Questo atto d’amore ha le sembianze, e l’anima, di un fraseggio che trasforma la laringe nell’ottone della tromba di Chet Baker; e il suo almost blue diventa il blu di certe luci, fatte apposta pe appenderci certi ricordi, che non sai se siano tracce di sogno o di memorie. I fonemi di Mazzari hanno uno struggente sapore di nostalgia: provengono da Lear che già ha capito, ha preso coscienza, ed è pronto a cercare la sua personalissima Colono. I sorrisi sono dolcemente dolorosi, e il vieux roi guarda con una conquistata saggezza tutto ciò che intono a lui accade. Non si sa se il suo bastone sia semplicemente un ausilio per la deambulazione, o, piuttosto, quello di un Prospero, pronto a incantarci con una nuova magia. La sua recitazione – non potrebbe essere altrimenti, visto il contorno psicanalitico – parla soprattutto attraverso l’ascolto, i silenzi, certi controcampi che hanno la forza di due ali d’angelo.

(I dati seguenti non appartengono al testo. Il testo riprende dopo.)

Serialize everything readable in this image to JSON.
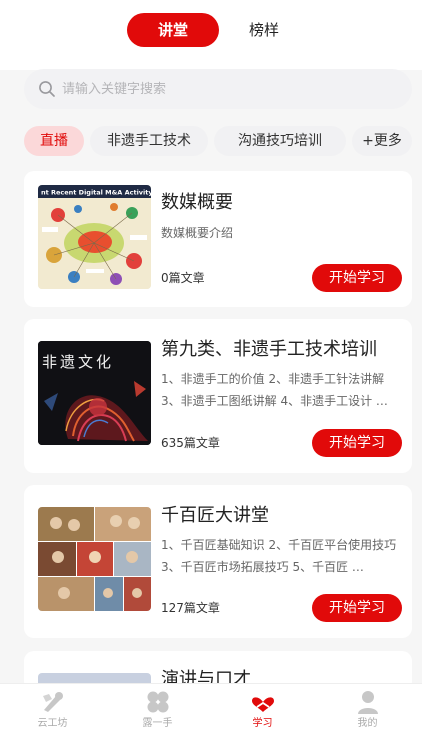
{
  "segments": {
    "active": "讲堂",
    "inactive": "榜样"
  },
  "search": {
    "placeholder": "请输入关键字搜索"
  },
  "categories": [
    "直播",
    "非遗手工技术",
    "沟通技巧培训",
    "+更多"
  ],
  "courses": [
    {
      "title": "数媒概要",
      "description": "数媒概要介绍",
      "count": "0篇文章",
      "button": "开始学习",
      "thumb_caption": "nt Recent Digital M&A Activity"
    },
    {
      "title": "第九类、非遗手工技术培训",
      "description": "1、非遗手工的价值  2、非遗手工针法讲解  3、非遗手工图纸讲解 4、非遗手工设计 …",
      "count": "635篇文章",
      "button": "开始学习",
      "thumb_caption": "非遗文化"
    },
    {
      "title": "千百匠大讲堂",
      "description": "1、千百匠基础知识  2、千百匠平台使用技巧 3、千百匠市场拓展技巧 5、千百匠  …",
      "count": "127篇文章",
      "button": "开始学习"
    },
    {
      "title": "演讲与口才"
    }
  ],
  "tabbar": [
    {
      "label": "云工坊",
      "icon": "tools-icon"
    },
    {
      "label": "露一手",
      "icon": "clover-icon"
    },
    {
      "label": "学习",
      "icon": "heart-study-icon"
    },
    {
      "label": "我的",
      "icon": "person-icon"
    }
  ],
  "colors": {
    "accent": "#e10a0a",
    "chip_active_bg": "#fbd8d9",
    "background": "#f6f6f6"
  }
}
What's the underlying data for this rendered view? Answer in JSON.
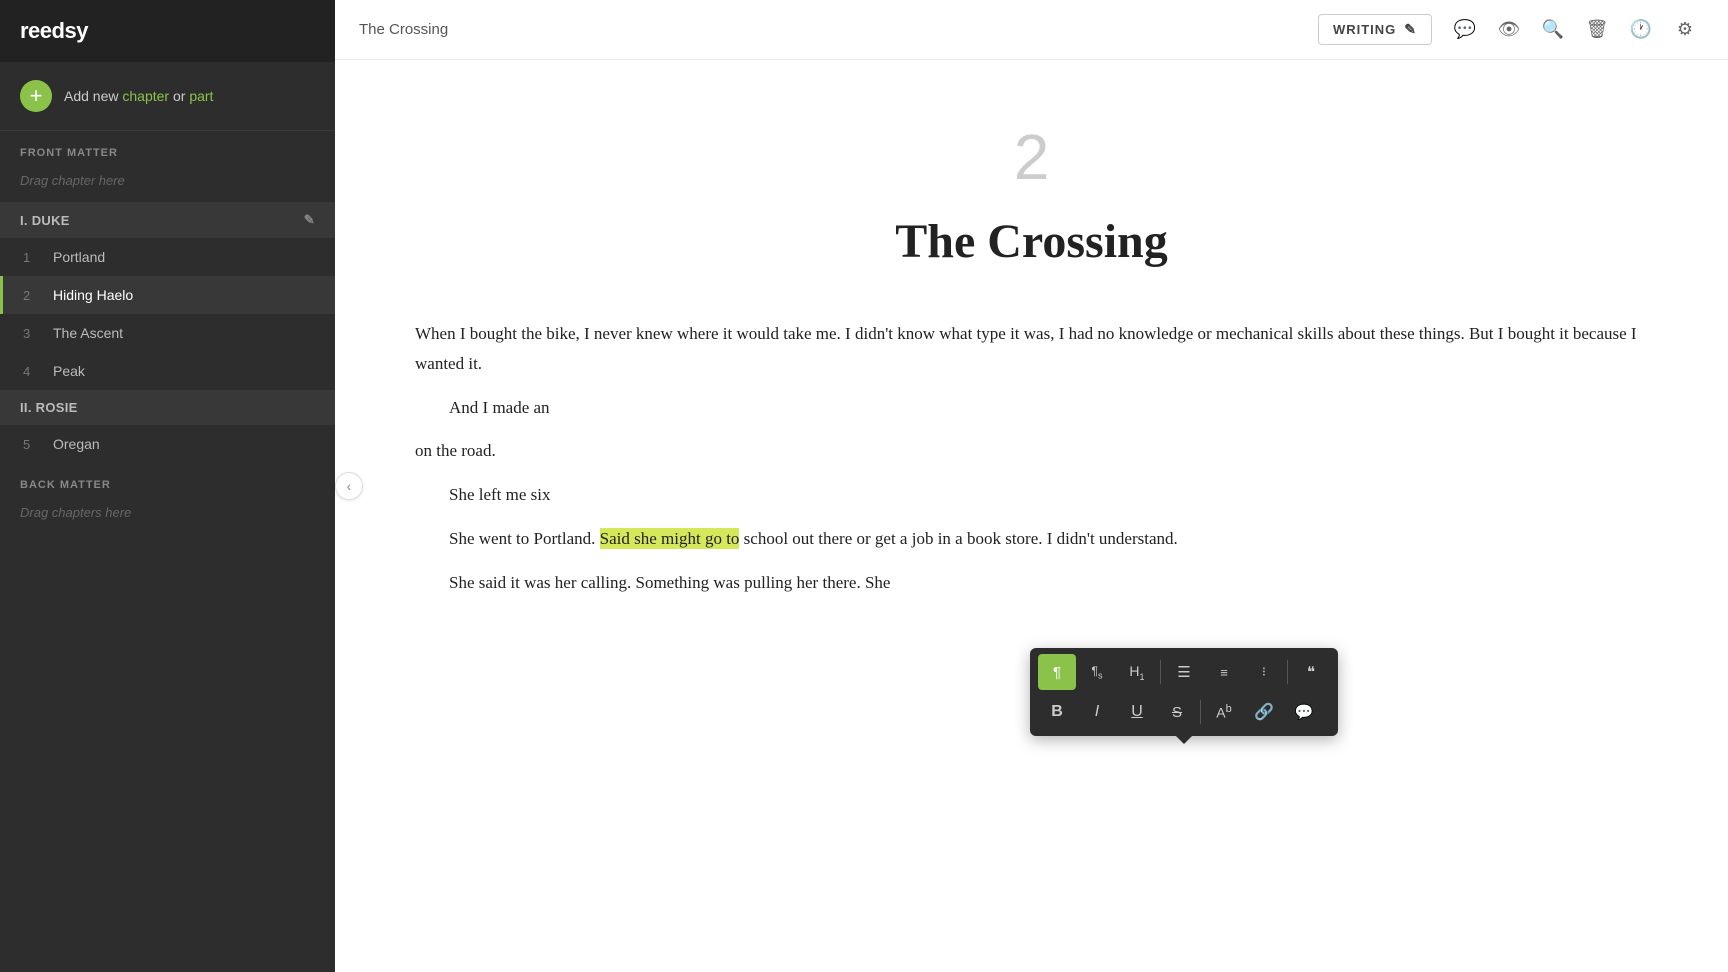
{
  "logo": "reedsy",
  "add_new": {
    "text_prefix": "Add new ",
    "chapter_link": "chapter",
    "text_or": " or ",
    "part_link": "part"
  },
  "sidebar": {
    "front_matter_label": "FRONT MATTER",
    "front_matter_drag": "Drag chapter here",
    "parts": [
      {
        "id": "I",
        "label": "I. DUKE",
        "chapters": [
          {
            "num": "1",
            "name": "Portland",
            "active": false
          },
          {
            "num": "2",
            "name": "Hiding Haelo",
            "active": true
          },
          {
            "num": "3",
            "name": "The Ascent",
            "active": false
          },
          {
            "num": "4",
            "name": "Peak",
            "active": false
          }
        ]
      },
      {
        "id": "II",
        "label": "II. ROSIE",
        "chapters": [
          {
            "num": "5",
            "name": "Oregan",
            "active": false
          }
        ]
      }
    ],
    "back_matter_label": "BACK MATTER",
    "back_matter_drag": "Drag chapters here"
  },
  "header": {
    "chapter_title": "The Crossing",
    "writing_mode": "WRITING",
    "icons": {
      "pencil": "✏",
      "comment": "💬",
      "eye": "👁",
      "search": "🔍",
      "trash": "🗑",
      "history": "🕐",
      "settings": "⚙"
    }
  },
  "content": {
    "chapter_number": "2",
    "chapter_heading": "The Crossing",
    "paragraphs": [
      {
        "indent": false,
        "text": "When I bought the bike, I never knew where it would take me. I didn't know what type it was, I had no knowledge or mechanical skills about these things. But I bought it because I wanted it."
      },
      {
        "indent": true,
        "text": "And I made an"
      },
      {
        "indent": false,
        "text": "on the road."
      },
      {
        "indent": true,
        "text": "She left me six"
      },
      {
        "indent": true,
        "text_before_highlight": "She went to Portland. ",
        "highlight": "Said she might go to",
        "text_after_highlight": " school out there or get a job in a book store. I didn't understand."
      },
      {
        "indent": true,
        "text": "She said it was her calling. Something was pulling her there. She"
      }
    ]
  },
  "floating_toolbar": {
    "row1_buttons": [
      {
        "label": "¶",
        "title": "paragraph",
        "active_yellow": true
      },
      {
        "label": "¶s",
        "title": "paragraph-sans",
        "active": false
      },
      {
        "label": "H₁",
        "title": "heading-1",
        "active": false
      },
      {
        "label": "≡",
        "title": "align",
        "active": false
      },
      {
        "label": "≡#",
        "title": "ordered-list",
        "active": false
      },
      {
        "label": "≡•",
        "title": "unordered-list",
        "active": false
      },
      {
        "label": "❝",
        "title": "blockquote",
        "active": false
      }
    ],
    "row2_buttons": [
      {
        "label": "B",
        "title": "bold",
        "active": false
      },
      {
        "label": "I",
        "title": "italic",
        "active": false
      },
      {
        "label": "U",
        "title": "underline",
        "active": false
      },
      {
        "label": "S",
        "title": "strikethrough",
        "active": false
      },
      {
        "label": "Aᵇ",
        "title": "font-size",
        "active": false
      },
      {
        "label": "🔗",
        "title": "link",
        "active": false
      },
      {
        "label": "💬",
        "title": "comment",
        "active": false
      }
    ]
  }
}
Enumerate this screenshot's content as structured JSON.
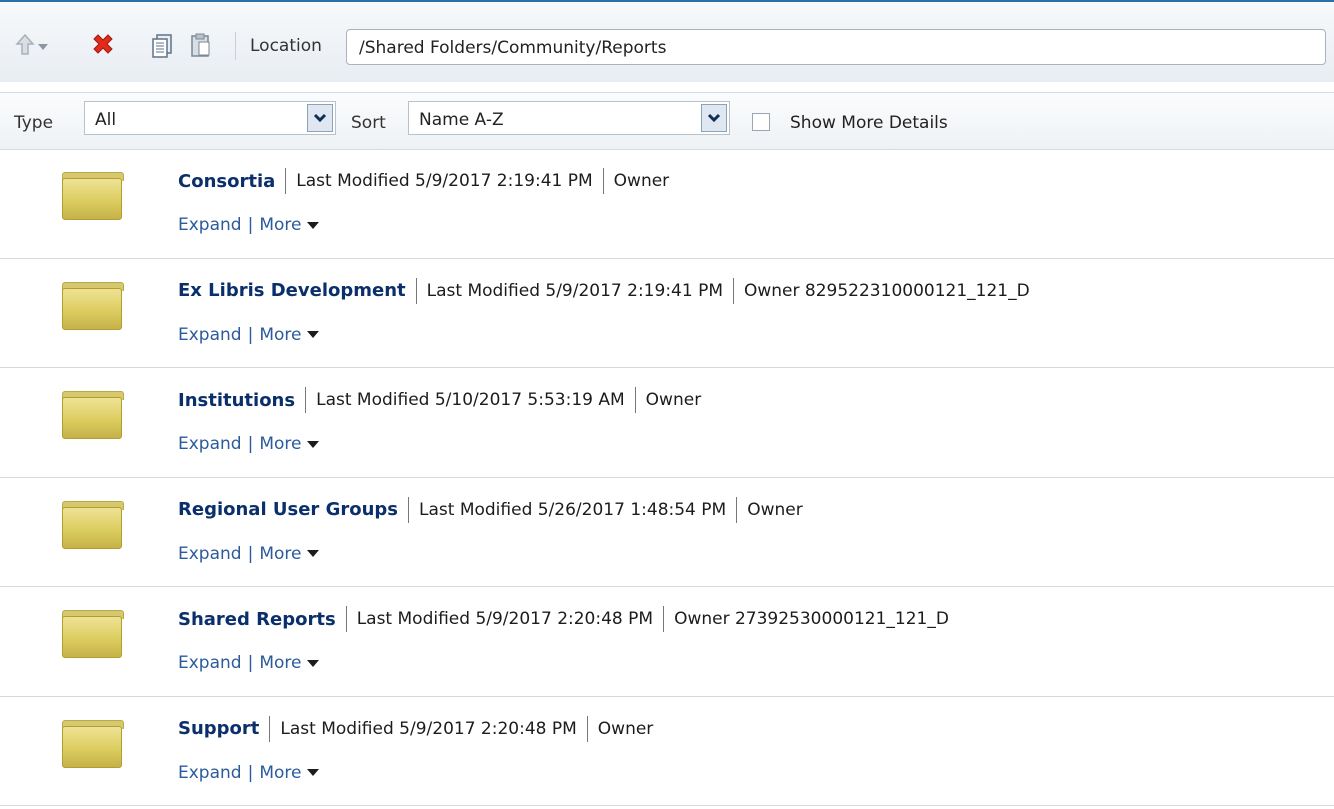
{
  "toolbar": {
    "location_label": "Location",
    "location_value": "/Shared Folders/Community/Reports"
  },
  "filters": {
    "type_label": "Type",
    "type_value": "All",
    "sort_label": "Sort",
    "sort_value": "Name A-Z",
    "show_more_label": "Show More Details",
    "show_more_checked": false
  },
  "items": [
    {
      "name": "Consortia",
      "modified": "Last Modified 5/9/2017 2:19:41 PM",
      "owner": "Owner",
      "expand": "Expand",
      "more": "More"
    },
    {
      "name": "Ex Libris Development",
      "modified": "Last Modified 5/9/2017 2:19:41 PM",
      "owner": "Owner 829522310000121_121_D",
      "expand": "Expand",
      "more": "More"
    },
    {
      "name": "Institutions",
      "modified": "Last Modified 5/10/2017 5:53:19 AM",
      "owner": "Owner",
      "expand": "Expand",
      "more": "More"
    },
    {
      "name": "Regional User Groups",
      "modified": "Last Modified 5/26/2017 1:48:54 PM",
      "owner": "Owner",
      "expand": "Expand",
      "more": "More"
    },
    {
      "name": "Shared Reports",
      "modified": "Last Modified 5/9/2017 2:20:48 PM",
      "owner": "Owner 27392530000121_121_D",
      "expand": "Expand",
      "more": "More"
    },
    {
      "name": "Support",
      "modified": "Last Modified 5/9/2017 2:20:48 PM",
      "owner": "Owner",
      "expand": "Expand",
      "more": "More"
    }
  ],
  "colors": {
    "accent": "#2f6fa8",
    "link": "#2b5b9c",
    "name": "#0a2f6b",
    "folder": "#dccd5f"
  },
  "icons": [
    "up-icon",
    "delete-icon",
    "copy-icon",
    "paste-icon",
    "folder-icon",
    "dropdown-icon"
  ]
}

Questi arti piumati decidono, deliberatamente di abbracciare, piuttosto che volare via. Giuliana Meli è un’Anna Karenina carnale, prossima ad una Lupa verghiana. Favorita da una fonazione da contralto, piacevolmente grattata, recita portandoci in dote il suo ventre, la sua femminilità ritrovata, non nel minuetto di una seduzione geometrica, ma nel valzer della passione. Il suo magma interiore si mostra con la potenza di uno spettacolo vulcanico; non a caso, Ferreri aveva deciso di intervallare il suo Simposio platonico con l’immagine di un’eruzione etnea. L’attrice si lascia abitare da questo daimon, questo spirto guerrier ch’entro le rugge. I momenti di dolcezza e pacificazione sono la conquista di un personaggio che entra in travaglio nello studio del dottor Freud, e ne esce avendo partorito, più che verità, gocce di guizzante poesia. L’intero spettacolo è un atto d’amore urgente per la parola teatrale, anzi, per tutta la parola artistica e poetica, che perdona e si perdona.